Ruba cellulare e tenta un furto in una casa, arrestato un profugo

Un profugo, ospitato a Gariga, ieri ha rubato un cellulare mentre era sull'autobus e poi ha tentato di introdursi in un'abitazione a Podenzano

Un tunisino di 29 anni è stato arrestato per furto e tentato furto. Lo straniero, in Italia grazie a un permesso temporaneo visto che si tratta di uno dei profughi stranieri che ad aprile erano stati accolti con la prima ondata di arrivi a Lampedusa, è infatti residente all’azienda Tadini di Podenzano. Ieri pomeriggio ha rubato il telefono cellulare a una ragazza che stava viaggiando con lui a bordo della corriera per Bettola, e poi a Podenzano è stato bloccato mentre tentava di entrare in una casa per rubare. Processato per direttissima questa mattina, l'udienza è stata rinviata a lunedì prossimo. Nel frattempo l'imputato è stato rimesso in libertà con il solo obbligo di firma.

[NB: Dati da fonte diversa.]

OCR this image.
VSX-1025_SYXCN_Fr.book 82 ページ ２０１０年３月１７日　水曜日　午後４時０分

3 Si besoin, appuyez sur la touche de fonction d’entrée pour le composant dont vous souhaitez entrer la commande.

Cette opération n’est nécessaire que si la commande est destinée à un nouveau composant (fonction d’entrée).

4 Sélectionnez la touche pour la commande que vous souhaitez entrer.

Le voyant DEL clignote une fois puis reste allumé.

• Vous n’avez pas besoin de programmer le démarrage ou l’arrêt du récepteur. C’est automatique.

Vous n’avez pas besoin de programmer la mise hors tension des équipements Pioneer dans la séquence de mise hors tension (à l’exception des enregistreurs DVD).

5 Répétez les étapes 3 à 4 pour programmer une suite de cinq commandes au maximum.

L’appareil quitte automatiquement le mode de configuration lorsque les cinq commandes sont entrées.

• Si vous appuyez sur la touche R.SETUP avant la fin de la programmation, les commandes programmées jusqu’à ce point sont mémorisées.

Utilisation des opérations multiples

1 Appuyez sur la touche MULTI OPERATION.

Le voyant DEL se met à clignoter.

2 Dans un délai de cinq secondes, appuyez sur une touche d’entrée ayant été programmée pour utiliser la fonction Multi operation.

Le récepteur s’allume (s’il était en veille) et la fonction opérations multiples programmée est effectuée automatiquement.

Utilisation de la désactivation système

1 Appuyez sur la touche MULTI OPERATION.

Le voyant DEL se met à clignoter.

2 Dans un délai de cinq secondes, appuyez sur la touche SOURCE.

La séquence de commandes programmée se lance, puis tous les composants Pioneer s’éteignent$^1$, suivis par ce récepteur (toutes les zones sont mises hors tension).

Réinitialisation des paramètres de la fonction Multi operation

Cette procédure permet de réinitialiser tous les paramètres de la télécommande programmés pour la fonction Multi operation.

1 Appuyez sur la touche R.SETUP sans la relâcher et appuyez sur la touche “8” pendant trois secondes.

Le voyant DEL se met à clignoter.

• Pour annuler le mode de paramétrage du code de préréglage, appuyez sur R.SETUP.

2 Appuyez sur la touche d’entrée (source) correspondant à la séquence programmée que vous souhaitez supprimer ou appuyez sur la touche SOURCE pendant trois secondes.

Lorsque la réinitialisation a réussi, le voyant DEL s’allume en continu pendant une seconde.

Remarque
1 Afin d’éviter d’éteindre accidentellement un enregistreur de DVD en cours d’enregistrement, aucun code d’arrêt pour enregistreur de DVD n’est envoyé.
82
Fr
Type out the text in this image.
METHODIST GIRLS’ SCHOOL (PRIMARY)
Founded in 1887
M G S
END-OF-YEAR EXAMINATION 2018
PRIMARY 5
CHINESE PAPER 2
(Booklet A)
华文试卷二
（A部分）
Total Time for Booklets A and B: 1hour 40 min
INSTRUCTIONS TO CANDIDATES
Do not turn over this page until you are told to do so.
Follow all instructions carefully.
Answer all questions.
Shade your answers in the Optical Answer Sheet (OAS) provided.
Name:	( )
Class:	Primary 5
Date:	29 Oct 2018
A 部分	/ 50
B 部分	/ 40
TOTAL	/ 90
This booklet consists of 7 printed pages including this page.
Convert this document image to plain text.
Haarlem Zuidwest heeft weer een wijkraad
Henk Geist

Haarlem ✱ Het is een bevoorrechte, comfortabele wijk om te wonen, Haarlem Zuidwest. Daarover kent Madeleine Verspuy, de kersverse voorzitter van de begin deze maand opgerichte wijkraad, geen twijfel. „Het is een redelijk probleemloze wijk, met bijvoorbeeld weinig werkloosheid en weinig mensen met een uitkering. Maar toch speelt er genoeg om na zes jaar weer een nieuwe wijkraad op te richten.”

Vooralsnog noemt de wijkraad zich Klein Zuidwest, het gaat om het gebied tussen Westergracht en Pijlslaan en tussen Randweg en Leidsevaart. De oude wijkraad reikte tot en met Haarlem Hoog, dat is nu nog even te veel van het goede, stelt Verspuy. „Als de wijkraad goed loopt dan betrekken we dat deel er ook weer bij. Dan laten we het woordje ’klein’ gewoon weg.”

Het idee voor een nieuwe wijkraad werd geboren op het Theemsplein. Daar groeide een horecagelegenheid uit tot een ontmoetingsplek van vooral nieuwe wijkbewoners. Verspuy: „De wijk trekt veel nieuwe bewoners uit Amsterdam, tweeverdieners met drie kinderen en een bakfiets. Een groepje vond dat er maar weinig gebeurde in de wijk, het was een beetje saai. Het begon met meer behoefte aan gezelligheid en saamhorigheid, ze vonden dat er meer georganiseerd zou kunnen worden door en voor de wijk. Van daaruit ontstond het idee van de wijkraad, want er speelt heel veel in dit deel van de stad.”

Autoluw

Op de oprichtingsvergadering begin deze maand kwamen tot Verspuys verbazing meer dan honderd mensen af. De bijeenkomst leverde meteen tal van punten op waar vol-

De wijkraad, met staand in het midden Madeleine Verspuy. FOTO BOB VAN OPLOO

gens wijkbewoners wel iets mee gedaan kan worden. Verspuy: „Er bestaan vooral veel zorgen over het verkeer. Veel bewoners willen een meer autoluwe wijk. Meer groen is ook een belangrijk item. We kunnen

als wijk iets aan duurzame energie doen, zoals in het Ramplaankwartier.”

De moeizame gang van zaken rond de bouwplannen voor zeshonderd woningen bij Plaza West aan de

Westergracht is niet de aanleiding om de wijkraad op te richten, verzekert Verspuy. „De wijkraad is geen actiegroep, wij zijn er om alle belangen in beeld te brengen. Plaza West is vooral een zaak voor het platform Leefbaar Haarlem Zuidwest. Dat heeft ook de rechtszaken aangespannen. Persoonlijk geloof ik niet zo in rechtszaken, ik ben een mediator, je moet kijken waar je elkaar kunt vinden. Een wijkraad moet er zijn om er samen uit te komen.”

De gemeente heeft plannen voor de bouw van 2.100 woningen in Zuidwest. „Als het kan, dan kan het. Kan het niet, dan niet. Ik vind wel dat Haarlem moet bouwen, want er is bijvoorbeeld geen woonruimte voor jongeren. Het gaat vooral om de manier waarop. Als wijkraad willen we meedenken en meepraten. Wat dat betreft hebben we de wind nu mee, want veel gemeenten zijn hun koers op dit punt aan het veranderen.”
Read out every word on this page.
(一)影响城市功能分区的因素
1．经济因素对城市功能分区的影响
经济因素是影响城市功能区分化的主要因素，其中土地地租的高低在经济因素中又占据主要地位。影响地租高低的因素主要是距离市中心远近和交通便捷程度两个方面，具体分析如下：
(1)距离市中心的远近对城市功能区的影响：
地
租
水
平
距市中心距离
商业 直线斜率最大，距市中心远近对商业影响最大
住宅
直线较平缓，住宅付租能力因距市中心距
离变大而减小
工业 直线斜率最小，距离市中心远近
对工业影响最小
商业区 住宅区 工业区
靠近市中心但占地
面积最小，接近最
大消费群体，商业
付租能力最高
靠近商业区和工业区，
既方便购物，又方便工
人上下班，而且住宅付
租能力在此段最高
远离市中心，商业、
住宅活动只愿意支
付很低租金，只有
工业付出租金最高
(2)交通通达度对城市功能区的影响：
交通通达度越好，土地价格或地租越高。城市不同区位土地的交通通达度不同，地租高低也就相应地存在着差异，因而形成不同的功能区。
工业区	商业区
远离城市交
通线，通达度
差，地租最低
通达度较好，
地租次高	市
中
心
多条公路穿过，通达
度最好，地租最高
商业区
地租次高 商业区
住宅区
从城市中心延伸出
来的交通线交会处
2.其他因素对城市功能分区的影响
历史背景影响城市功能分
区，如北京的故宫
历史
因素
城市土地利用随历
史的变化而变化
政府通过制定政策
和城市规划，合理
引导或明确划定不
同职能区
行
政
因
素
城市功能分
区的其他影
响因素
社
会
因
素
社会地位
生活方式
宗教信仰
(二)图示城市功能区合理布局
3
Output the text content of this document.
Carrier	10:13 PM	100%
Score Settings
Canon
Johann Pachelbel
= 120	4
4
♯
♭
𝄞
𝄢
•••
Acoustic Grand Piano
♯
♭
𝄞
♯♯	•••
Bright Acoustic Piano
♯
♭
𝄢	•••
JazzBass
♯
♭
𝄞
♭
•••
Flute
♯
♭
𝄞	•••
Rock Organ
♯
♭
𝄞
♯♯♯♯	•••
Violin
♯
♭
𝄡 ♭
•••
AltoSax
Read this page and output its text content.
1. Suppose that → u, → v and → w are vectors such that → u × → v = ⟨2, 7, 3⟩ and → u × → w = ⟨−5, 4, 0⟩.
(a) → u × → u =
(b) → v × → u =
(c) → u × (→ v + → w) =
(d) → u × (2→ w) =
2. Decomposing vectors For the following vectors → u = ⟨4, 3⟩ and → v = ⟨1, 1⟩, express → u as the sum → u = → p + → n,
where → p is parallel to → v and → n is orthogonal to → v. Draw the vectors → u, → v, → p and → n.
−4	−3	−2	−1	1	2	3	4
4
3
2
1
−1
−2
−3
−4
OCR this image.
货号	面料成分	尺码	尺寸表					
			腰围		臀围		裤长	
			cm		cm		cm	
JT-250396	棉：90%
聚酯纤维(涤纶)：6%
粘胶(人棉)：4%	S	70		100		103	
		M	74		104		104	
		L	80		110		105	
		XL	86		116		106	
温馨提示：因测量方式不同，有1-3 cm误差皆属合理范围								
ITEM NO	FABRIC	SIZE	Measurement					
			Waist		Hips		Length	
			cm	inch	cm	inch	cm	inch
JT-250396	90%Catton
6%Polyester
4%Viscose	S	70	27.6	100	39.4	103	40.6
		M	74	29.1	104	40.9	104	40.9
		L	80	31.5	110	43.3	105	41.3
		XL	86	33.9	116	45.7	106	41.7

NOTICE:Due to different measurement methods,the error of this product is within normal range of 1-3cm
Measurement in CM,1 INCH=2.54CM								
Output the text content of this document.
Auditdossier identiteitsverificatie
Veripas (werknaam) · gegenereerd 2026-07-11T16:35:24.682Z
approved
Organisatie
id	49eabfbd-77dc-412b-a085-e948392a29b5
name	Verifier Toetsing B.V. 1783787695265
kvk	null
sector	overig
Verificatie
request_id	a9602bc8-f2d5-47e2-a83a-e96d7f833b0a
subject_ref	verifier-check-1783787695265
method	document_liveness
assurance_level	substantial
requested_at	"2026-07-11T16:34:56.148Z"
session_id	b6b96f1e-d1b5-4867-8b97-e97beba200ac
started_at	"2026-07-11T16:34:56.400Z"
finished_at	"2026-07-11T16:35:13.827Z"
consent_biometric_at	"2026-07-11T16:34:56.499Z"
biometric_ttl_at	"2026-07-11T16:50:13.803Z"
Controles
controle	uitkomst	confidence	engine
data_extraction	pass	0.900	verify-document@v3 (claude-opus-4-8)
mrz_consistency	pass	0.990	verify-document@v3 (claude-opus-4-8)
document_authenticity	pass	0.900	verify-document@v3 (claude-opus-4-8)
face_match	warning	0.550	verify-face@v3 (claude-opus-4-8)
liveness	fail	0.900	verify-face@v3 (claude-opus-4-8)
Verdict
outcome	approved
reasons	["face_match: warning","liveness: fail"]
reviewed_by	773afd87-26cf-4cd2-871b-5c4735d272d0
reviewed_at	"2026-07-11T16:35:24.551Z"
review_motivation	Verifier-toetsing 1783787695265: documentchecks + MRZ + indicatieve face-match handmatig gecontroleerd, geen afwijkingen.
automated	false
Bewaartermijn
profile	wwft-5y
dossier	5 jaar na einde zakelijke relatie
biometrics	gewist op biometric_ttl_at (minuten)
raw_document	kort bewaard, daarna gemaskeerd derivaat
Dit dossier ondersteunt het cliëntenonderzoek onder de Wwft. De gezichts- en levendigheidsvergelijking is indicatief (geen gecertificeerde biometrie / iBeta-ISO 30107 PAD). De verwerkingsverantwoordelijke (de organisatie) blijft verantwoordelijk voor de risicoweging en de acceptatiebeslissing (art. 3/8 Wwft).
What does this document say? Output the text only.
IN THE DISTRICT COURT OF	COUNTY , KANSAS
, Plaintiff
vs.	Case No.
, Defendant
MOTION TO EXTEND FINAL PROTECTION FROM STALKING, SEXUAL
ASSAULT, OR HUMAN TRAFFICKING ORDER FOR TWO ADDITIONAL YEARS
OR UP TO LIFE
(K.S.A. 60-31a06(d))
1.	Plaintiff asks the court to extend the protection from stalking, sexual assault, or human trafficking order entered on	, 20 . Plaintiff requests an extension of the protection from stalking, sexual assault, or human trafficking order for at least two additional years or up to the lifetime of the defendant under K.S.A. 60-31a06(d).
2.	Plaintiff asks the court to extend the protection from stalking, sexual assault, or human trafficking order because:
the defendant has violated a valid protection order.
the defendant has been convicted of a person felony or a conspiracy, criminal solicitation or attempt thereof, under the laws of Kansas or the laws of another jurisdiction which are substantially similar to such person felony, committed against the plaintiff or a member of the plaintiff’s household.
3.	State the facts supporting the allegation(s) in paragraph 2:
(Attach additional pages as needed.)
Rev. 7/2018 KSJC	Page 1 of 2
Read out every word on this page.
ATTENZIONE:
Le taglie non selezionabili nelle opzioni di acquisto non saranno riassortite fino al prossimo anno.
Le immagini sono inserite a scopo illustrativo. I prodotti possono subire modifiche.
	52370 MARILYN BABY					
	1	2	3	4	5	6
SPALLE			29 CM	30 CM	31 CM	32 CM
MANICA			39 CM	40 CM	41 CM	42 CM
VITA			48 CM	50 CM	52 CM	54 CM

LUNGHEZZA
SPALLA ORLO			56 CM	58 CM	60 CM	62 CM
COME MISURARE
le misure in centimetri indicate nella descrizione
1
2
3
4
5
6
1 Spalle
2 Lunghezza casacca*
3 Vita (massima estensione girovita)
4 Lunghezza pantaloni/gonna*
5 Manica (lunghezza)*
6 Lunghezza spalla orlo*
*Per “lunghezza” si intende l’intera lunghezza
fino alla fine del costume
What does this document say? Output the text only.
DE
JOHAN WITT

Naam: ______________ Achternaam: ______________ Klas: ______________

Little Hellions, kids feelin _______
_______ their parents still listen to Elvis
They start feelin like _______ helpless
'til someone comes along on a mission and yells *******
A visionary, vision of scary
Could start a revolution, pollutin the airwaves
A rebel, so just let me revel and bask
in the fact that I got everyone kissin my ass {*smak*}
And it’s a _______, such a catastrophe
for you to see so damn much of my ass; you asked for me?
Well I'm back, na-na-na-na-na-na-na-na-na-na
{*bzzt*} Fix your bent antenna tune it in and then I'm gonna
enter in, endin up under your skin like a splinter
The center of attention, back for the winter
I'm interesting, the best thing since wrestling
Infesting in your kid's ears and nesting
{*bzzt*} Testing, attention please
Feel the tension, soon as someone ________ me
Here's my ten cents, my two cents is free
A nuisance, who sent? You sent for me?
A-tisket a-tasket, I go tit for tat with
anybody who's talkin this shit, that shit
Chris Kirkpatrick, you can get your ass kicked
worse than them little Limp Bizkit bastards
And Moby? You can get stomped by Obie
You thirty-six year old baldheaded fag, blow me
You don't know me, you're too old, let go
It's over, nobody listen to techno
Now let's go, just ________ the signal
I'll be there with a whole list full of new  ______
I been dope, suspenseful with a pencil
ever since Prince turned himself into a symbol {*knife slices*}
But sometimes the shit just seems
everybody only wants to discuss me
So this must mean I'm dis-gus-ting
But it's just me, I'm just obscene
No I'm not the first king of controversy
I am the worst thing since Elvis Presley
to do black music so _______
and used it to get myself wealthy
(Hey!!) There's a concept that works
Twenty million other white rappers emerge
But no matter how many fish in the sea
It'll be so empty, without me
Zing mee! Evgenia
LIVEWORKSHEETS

IL FURTO DEL TELEFONO - Tutto è iniziato nel promo pomeriggio di ieri a bordo della corriera per Bettola dove lo straniero è riuscito a impossessarsi del telefono cellulare di una 20enne di Bettola. Poi è sceso ed è riuscito a scappare. Dopo un’ora circa ha provato ad introdursi in un’abitazione di Podenzano, ma un carabiniere che abita lì da parte - un appuntato in servizio a Parma - se ne è accorto ed è intervenuto arrestandolo. Mentre veniva portato in caserma ha cercato di disfarsi del telefonino rubato che aveva in tasca, ma i militari se ne sono accorti e lo hanno scoperto, contattando anche la proprietaria del cellulare che ha sporto denuncia. Per lui quindi l’arresto per i due reati.